These basic sets of neurones provide the framework from which the motor pathways must be organized. To understand this organization, it is necessary to address the following four questions.

• (1) How are the sensory signals processed so that spatial information is preserved?

• (2) How are the small number of leg motor neurones controlled to provide movements that are coordinated and precise?

• (3) How are the reflex movements of one leg adjusted so that they are appropriate for the wide variety of different circumstances that the locust must face?

• (4) How are the local reflex pathways modified so that the movements of one leg are matched appropriately to those of the other legs?

The axonal branches of the sensory neurones synapse with several different classes of neurone in the central nervous system. Prominent amongst these are spiking local interneurones, of which three populations have so far been studied (Siegler & Burrows, 1984; Nagayama, 1989). These populations are defined primarily according to the position of their cell bodies (Fig. 2A). One group has cell bodies at the ventral midline, the second at the antero-lateral and the third at the antero-medial part of the ganglion. All have their neuropilar branches arranged in two fields (Fig. 2B-D). The ventral field consists of numerous, fine branches in the neuropile to which afferents from tactile hairs also project (Pflüger et al. 1981), and the dorsal field consists of fewer, more varicose branches in the neuropile to which motor neurones and other interneurones project (Watkins et al. 1985).

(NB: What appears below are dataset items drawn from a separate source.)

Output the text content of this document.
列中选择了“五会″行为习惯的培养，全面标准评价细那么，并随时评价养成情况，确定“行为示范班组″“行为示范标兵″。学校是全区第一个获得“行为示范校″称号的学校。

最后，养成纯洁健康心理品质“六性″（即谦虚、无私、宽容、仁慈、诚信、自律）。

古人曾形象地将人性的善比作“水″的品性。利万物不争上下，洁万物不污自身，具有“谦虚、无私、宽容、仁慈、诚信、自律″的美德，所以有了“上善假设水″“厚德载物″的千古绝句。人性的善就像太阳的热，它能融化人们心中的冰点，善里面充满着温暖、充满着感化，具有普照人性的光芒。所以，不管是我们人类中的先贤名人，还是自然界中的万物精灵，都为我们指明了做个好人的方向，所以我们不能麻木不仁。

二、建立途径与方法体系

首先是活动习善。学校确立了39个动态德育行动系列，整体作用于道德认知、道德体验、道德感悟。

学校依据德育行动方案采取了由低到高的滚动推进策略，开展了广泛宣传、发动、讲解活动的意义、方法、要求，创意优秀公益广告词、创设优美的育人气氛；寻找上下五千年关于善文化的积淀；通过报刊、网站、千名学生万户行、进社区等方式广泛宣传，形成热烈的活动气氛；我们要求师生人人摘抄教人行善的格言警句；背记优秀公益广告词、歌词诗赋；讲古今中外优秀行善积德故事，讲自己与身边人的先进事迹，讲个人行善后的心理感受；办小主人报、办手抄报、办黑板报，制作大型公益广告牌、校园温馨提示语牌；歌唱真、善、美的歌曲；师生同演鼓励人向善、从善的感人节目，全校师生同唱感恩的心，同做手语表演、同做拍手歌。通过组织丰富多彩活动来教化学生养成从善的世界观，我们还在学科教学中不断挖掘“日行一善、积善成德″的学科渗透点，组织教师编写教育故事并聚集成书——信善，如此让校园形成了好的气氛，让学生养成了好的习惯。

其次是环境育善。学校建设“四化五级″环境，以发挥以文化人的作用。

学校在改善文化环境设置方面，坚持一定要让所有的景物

Within a particular population, individual interneurones are construtted from the same basic ground plan (Fig. 2B-D). For example, interneurones of the midline group all have their primary neurites in ventral commissure II, ventral branches in the ventral association centre and a single branch that links the ventral and dorsal fields in the perpendicular tract (Siegler & Burrows, 1984). The different patterns of second- and higher-order branches and the different regions of neuropile in which the fine branches end give each neurone its characteristic and recognizable shape (Burrows & Siegler, 1984).

The two fields of branches of interneurones in the midline group differ in the distribution of their synapses as revealed with the electron microscope. Input synapses predominate on the ventral branches, while output synapses predominate on the dorsal branches (Watson & Burrows, 1985). This suggests a partition of function in these interneurones with the ventral branches processing the sensory input which is then delivered as a spike code to the dorsal branches through the single linking process. Nevertheless, output synapses do occur on the ventral branches and input synapses do occur on the dorsal branches, indicating that local processing may well modify either the sensory processing or the output pathways.

The afferents from a leg, like those from the cercus of a cricket (Murphey, 1981), the ear of tettigonids (Oldfield, 1983; Romer, 1983; Rômer et al. 1988) or the prolegs of larval tobacco hornworm moths (Peterson & Weeks, 1988), appear to project into the central nervous system in a precise pattern. Afferents from bristle hairs on a middle leg of a cricket, for example, have projections that are related to their position (Johnson & Murphey, 1985). Hairs that are dorsal project to neuropile that is more dorsal and medial than is the neuropile to which the ventral hairs project. Similarly, hairs that are progressively more distal project to progressively more lateral areas of neuropile. Finally, hairs that are on the anterior face of the leg project more anteriorly than do those on the posterior face. By contrast, hairs that are progressively more distal on a locust middle leg project to progressively more posterior regions of the metathoracic neuropile (Pflüger et al. 1981). More precise staining of individual hairs that can be recognised from locust to locust is needed to resolve this issue.

Physiological evidence shows that the afferents from tactile hairs on a hind leg make direct synaptic connections with these interneurones (Siegler & Burrows, 1983). All tactile hairs that have been tested make connections with at least one member of the midline population of interneurones. Each spike from a hair afferent evokes a depolarizing synaptic potential in a particular spiking local interneurone (Fig. 3A). The potential is altered by changing the membrane potential of the interneurone (Fig. 3B) and is caused by an apparent increase in the conductance of the membrane (Fig. 3C). These chemically mediated EPSPs, which often elicit spikes in the interneurone, summate but show no facilitation and consistently follow each afferent spike with a latency that indicates a monosynaptic connection.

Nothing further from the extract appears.